Have you ever had to rebuild trust with someone who betrayed you?

What helped you learn to trust them again?

How long did it take?

Coach Hannah, here. I’m willing to bet that there were some common elements present in the process of rebuilding trust, including:

  • Consistent behavior (i.e. the person showing up when they said they would)

  • Small gestures that built to larger ones

  • All of the above building over time

When someone hurts us, or betrays our trust in some significant way, in order to trust them again we need for them to earn it.

Typically, this doesn’t happen in one heroic gesture of trustworthiness. More often than not, it takes us seeing them as reliable in many small instances over a long period of time, before we truly believe that they are a safe person we can fully trust.

This is the same process we need to go through to rebuild trust with our bodies after an injury or pain experience.

If your upper traps have been in pain on and off for months, treating yourself to one amazing massage to “relax” those muscles isn’t going to change their trust in you as their caregiver. That is the equivalent of your lover buying you an overly large & expensive bouquet of flowers to make amends for breaking your heart. It’s not enough.

Those muscles have been telling you that things aren’t right, that they need different inputs of care, for months. That’s what pain is -- your body communicating that something isn’t working, that it doesn’t feel safe.

Each time you ignore that pain signal from your neck & shoulders (or numb it) so you can keep going, you are eroding the trust your body has in YOU to keep it safe and healthy.

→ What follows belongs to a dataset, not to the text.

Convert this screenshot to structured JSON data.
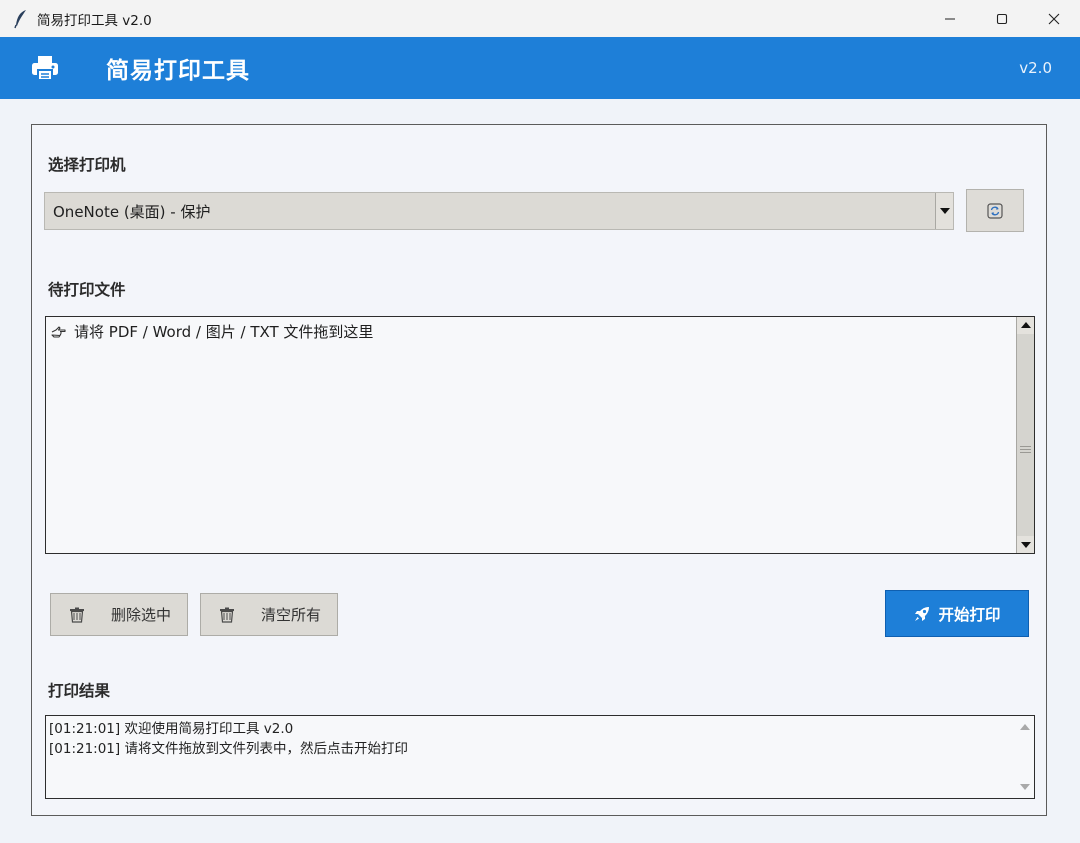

The longer that goes on, the longer it may take to rebuild that trust.

This is not meant to be a chastisement, it is simply meant to help you recalibrate your expectations of change.

And to help you understand your role in rebuilding trust.

Trust is the foundation.

You need to be able to trust your body, your body needs to be able to trust you. Without that, the pain will persist. The range of motion will stay limited. You’ll feel “tight” in all the same places.

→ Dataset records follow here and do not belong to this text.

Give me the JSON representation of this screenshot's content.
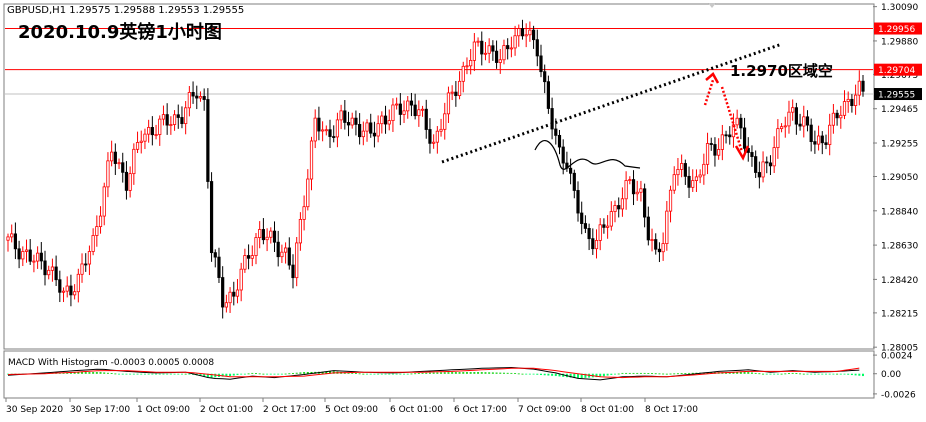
{
  "window": {
    "symbol_header": "GBPUSD,H1  1.29575 1.29588 1.29553 1.29555",
    "big_title": "2020.10.9英镑1小时图"
  },
  "annotation": {
    "text": "1.2970区域空"
  },
  "colors": {
    "bull": "#ff0000",
    "bear": "#000000",
    "hist_up": "#00d000",
    "hist_down": "#00ff66",
    "macd_line": "#000000",
    "signal_line": "#ff0000",
    "level_line": "#ff0000",
    "current_line": "#c0c0c0",
    "trend_dotted": "#000000",
    "arrow": "#ff0000"
  },
  "icons": [
    "triangle-down-icon"
  ],
  "chart_data": [
    {
      "type": "candlestick",
      "title": "GBPUSD,H1",
      "ylim": [
        1.28,
        1.301
      ],
      "y_ticks": [
        "1.30090",
        "1.29880",
        "1.29675",
        "1.29465",
        "1.29255",
        "1.29050",
        "1.28840",
        "1.28630",
        "1.28420",
        "1.28215",
        "1.28005"
      ],
      "price_labels": [
        {
          "text": "1.29956",
          "value": 1.29956,
          "kind": "level"
        },
        {
          "text": "1.29704",
          "value": 1.29704,
          "kind": "level"
        },
        {
          "text": "1.29555",
          "value": 1.29555,
          "kind": "current"
        }
      ],
      "x_labels": [
        "30 Sep 2020",
        "30 Sep 17:00",
        "1 Oct 09:00",
        "2 Oct 01:00",
        "2 Oct 17:00",
        "5 Oct 09:00",
        "6 Oct 01:00",
        "6 Oct 17:00",
        "7 Oct 09:00",
        "8 Oct 01:00",
        "8 Oct 17:00"
      ],
      "close_path": [
        [
          0,
          1.2866
        ],
        [
          6,
          1.2855
        ],
        [
          11,
          1.285
        ],
        [
          15,
          1.2832
        ],
        [
          19,
          1.2842
        ],
        [
          23,
          1.2865
        ],
        [
          28,
          1.292
        ],
        [
          32,
          1.2902
        ],
        [
          36,
          1.293
        ],
        [
          40,
          1.2935
        ],
        [
          44,
          1.294
        ],
        [
          47,
          1.2942
        ],
        [
          51,
          1.2958
        ],
        [
          53,
          1.295
        ],
        [
          55,
          1.286
        ],
        [
          58,
          1.283
        ],
        [
          61,
          1.2832
        ],
        [
          65,
          1.2858
        ],
        [
          68,
          1.287
        ],
        [
          72,
          1.2865
        ],
        [
          75,
          1.2857
        ],
        [
          77,
          1.2845
        ],
        [
          80,
          1.2892
        ],
        [
          83,
          1.2938
        ],
        [
          86,
          1.293
        ],
        [
          90,
          1.294
        ],
        [
          94,
          1.2937
        ],
        [
          98,
          1.293
        ],
        [
          101,
          1.294
        ],
        [
          105,
          1.2945
        ],
        [
          109,
          1.295
        ],
        [
          112,
          1.294
        ],
        [
          115,
          1.2925
        ],
        [
          119,
          1.295
        ],
        [
          122,
          1.2965
        ],
        [
          126,
          1.2983
        ],
        [
          129,
          1.2985
        ],
        [
          133,
          1.2975
        ],
        [
          136,
          1.299
        ],
        [
          140,
          1.2993
        ],
        [
          143,
          1.2985
        ],
        [
          146,
          1.2945
        ],
        [
          149,
          1.292
        ],
        [
          151,
          1.2915
        ],
        [
          153,
          1.2892
        ],
        [
          156,
          1.287
        ],
        [
          159,
          1.2865
        ],
        [
          162,
          1.2878
        ],
        [
          165,
          1.289
        ],
        [
          168,
          1.29
        ],
        [
          171,
          1.2895
        ],
        [
          173,
          1.287
        ],
        [
          175,
          1.2855
        ],
        [
          177,
          1.2868
        ],
        [
          180,
          1.291
        ],
        [
          183,
          1.2905
        ],
        [
          186,
          1.2902
        ],
        [
          189,
          1.292
        ],
        [
          192,
          1.2925
        ],
        [
          195,
          1.2932
        ],
        [
          198,
          1.2938
        ],
        [
          200,
          1.2918
        ],
        [
          203,
          1.2905
        ],
        [
          206,
          1.2918
        ],
        [
          209,
          1.2935
        ],
        [
          212,
          1.2945
        ],
        [
          215,
          1.2937
        ],
        [
          218,
          1.2925
        ],
        [
          221,
          1.293
        ],
        [
          224,
          1.2942
        ],
        [
          227,
          1.2952
        ],
        [
          230,
          1.2957
        ],
        [
          231,
          1.29555
        ]
      ],
      "total_bars": 232
    },
    {
      "type": "bar",
      "title": "MACD With Histogram -0.0003 0.0005 0.0008",
      "ylim": [
        -0.003,
        0.0028
      ],
      "y_ticks": [
        "0.0024",
        "0.00",
        "-0.0026"
      ],
      "series": [
        {
          "name": "MACD",
          "points": [
            [
              0,
              -0.0002
            ],
            [
              10,
              0.0001
            ],
            [
              18,
              0.0004
            ],
            [
              25,
              0.0006
            ],
            [
              32,
              0.0003
            ],
            [
              40,
              0.0001
            ],
            [
              48,
              0.0002
            ],
            [
              55,
              -0.0006
            ],
            [
              60,
              -0.0007
            ],
            [
              66,
              -0.0003
            ],
            [
              72,
              -0.0005
            ],
            [
              80,
              -0.0001
            ],
            [
              88,
              0.0004
            ],
            [
              96,
              0.0002
            ],
            [
              104,
              0.0001
            ],
            [
              112,
              0.0003
            ],
            [
              120,
              0.0005
            ],
            [
              128,
              0.0007
            ],
            [
              136,
              0.0008
            ],
            [
              142,
              0.0006
            ],
            [
              148,
              0.0001
            ],
            [
              154,
              -0.0006
            ],
            [
              160,
              -0.0008
            ],
            [
              166,
              -0.0004
            ],
            [
              172,
              -0.0003
            ],
            [
              178,
              -0.0004
            ],
            [
              184,
              -0.0001
            ],
            [
              192,
              0.0003
            ],
            [
              200,
              0.0005
            ],
            [
              206,
              0.0002
            ],
            [
              212,
              0.0004
            ],
            [
              218,
              0.0002
            ],
            [
              224,
              0.0003
            ],
            [
              231,
              0.0005
            ]
          ]
        },
        {
          "name": "Signal",
          "points": [
            [
              0,
              -0.0001
            ],
            [
              10,
              0.0
            ],
            [
              18,
              0.0002
            ],
            [
              25,
              0.0004
            ],
            [
              32,
              0.0004
            ],
            [
              40,
              0.0002
            ],
            [
              48,
              0.0002
            ],
            [
              55,
              -0.0001
            ],
            [
              60,
              -0.0004
            ],
            [
              66,
              -0.0004
            ],
            [
              72,
              -0.0004
            ],
            [
              80,
              -0.0003
            ],
            [
              88,
              0.0001
            ],
            [
              96,
              0.0002
            ],
            [
              104,
              0.0002
            ],
            [
              112,
              0.0002
            ],
            [
              120,
              0.0003
            ],
            [
              128,
              0.0005
            ],
            [
              136,
              0.0007
            ],
            [
              142,
              0.0007
            ],
            [
              148,
              0.0004
            ],
            [
              154,
              0.0
            ],
            [
              160,
              -0.0004
            ],
            [
              166,
              -0.0005
            ],
            [
              172,
              -0.0004
            ],
            [
              178,
              -0.0004
            ],
            [
              184,
              -0.0002
            ],
            [
              192,
              0.0001
            ],
            [
              200,
              0.0003
            ],
            [
              206,
              0.0003
            ],
            [
              212,
              0.0003
            ],
            [
              218,
              0.0003
            ],
            [
              224,
              0.0003
            ],
            [
              231,
              0.0008
            ]
          ]
        }
      ]
    }
  ]
}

It’s so easy to fool ourselves into thinking that the heroic gesture is the answer, and that the small things we can do for ourselves aren’t enough, and therefore aren’t worth doing.

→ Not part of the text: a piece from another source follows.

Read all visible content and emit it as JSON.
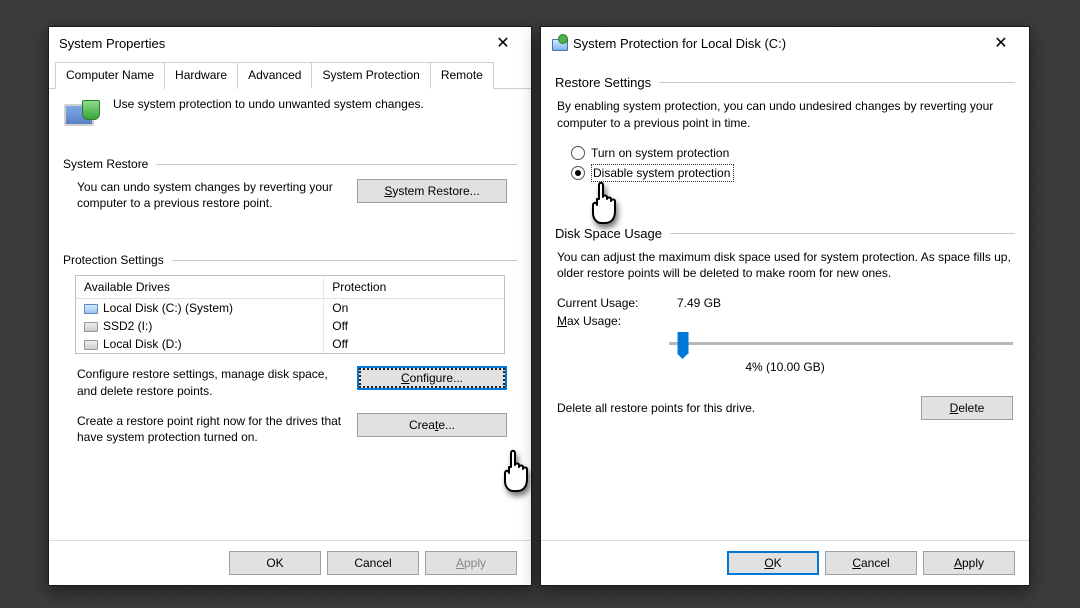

If there is one thing I’ve learned first hand from my recent injury, it’s that there is no gesture heroic enough to build that trust bridge in one go.

What has made the biggest difference is the small things, done daily, that add up slowly over time.

That’s why I get up early to do my CARs before I start training at 6:30am. It’s why I stay up a few minutes after my partner has gone to bed to do one more set of PAILs and RAILs before I call it a night. It’s why I take breaks from the computer and do my breathing exercises, even though it interrupts my writing flow.

These are the ways I show up for myself.

These are the inputs that prove to my body that I am a responsible caregiver of her needs.

These are the building blocks of trust.